I just racked part of a belgian wit onto some nectarines this Sunday. Fermentation started again and has a nice even head of krausen on it still; probably a finger thick. I used a pretty large proportion of nectarines to beer like 6 nectarines (no peel no pit) to about a gallon+.

I've heard it's best to just let the beer sit on the fruit for extended time maybe a month or more to let the flavors be absorbed basically. I don't think a little stir would hurt, but I'm not sure if it's necessary.

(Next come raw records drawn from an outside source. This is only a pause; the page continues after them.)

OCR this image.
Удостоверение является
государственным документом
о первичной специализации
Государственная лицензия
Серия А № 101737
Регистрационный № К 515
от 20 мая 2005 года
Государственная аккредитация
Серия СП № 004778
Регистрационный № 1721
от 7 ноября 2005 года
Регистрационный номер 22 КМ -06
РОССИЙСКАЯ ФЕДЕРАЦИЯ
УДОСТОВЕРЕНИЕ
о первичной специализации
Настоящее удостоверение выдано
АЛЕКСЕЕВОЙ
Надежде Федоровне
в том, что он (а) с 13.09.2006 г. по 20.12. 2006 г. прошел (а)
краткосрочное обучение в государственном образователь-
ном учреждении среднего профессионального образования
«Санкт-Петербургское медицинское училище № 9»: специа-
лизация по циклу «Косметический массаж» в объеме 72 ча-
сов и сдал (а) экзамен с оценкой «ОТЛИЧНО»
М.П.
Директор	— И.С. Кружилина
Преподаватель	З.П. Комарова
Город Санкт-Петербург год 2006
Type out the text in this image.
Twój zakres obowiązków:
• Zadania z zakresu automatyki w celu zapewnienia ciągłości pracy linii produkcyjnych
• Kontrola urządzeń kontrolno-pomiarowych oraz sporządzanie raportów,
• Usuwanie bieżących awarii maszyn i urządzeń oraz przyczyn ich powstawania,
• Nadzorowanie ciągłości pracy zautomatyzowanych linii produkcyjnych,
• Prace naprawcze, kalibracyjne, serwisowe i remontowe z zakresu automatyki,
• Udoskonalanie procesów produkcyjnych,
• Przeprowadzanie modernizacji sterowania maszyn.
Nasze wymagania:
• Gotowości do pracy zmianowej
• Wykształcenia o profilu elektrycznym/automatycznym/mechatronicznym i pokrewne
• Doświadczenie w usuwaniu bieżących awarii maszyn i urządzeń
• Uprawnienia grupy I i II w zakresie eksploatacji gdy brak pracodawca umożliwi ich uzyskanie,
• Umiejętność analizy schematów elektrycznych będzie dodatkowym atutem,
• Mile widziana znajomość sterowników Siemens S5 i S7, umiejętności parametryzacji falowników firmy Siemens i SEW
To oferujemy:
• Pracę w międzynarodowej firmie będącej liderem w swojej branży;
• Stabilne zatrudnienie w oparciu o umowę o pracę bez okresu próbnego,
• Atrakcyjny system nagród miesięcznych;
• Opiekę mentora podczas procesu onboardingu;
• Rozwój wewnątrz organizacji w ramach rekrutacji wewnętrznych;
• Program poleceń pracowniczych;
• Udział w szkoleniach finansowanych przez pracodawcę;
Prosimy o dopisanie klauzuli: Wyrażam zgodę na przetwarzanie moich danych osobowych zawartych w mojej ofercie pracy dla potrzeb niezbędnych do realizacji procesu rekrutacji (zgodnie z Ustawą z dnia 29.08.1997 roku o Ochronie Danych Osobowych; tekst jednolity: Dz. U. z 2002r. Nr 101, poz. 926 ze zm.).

When I've dry hopped with a lot of whole cones they seem to just float on top for the duration not really coming in contact with most of the beer and they certainly still do their job. This is my first "fruited" beer so someone else more experienced may chime in.
 
If the apricot floated like hops or some berries do it would make sense that it would come out well without stirring. As the flavoring leaves the berries or hops I would think that gravity would draw it down through the beer imparting its flavor as it goes. Im just not sure about my apricot puree which is sitting on the bottom of my secondary bucket. I used 3 lbs of apricot puree so it was a decent amount of fruit.
 
What form were the apricots when you racked? Purreed? Mashed? Whole? How much apricot for how big of a batch? How much fruit flavor are you looking for?

EDIT: Just saw you answered these in your 2nd post. I wouldn't think you need to stir. Puree should be good. Was this for a 5 of 10 gallon batch?

I recently kegged an Apricot IPA with which I am really happy with the results. I had taken just under 2lbs of fresh apricots (for a 5 gallon batch) that I blanched, fork mashed (still leaving descent size chunks), froze over night, defrosted and racked on top of for 3-4 weeks in my secondary. I did not stir. Some apricot stayed on bottom, some floated on top and were covered in the hops. When I cold crashed, all the apricot went to the bottom.

This process gave me a nice subtle and sweet apricot aroma and flavor, which is what I wanted. Nothing overpowering. It was a perfect complement to the hoppy-ness of my IPA.
 
Stirring could introduce oxygen. I would just rack ontop of the fruit. The yeast and sugars will get to where they need to go.
 
This process gave me a nice subtle and sweet apricot aroma and flavor, which is what I wanted. Nothing overpowering. It was a perfect complement to the hoppy-ness of my IPA.

my process was about the same as yours. Only differance was I heated my apricots to 160 for 15 mins to pasturize.

How long did you leave your beer on the fruit?
 
I don't have the dates in front of me, but I believe it was just shy of 4 weeks, which was actually about a week longer than I planned, but life happens.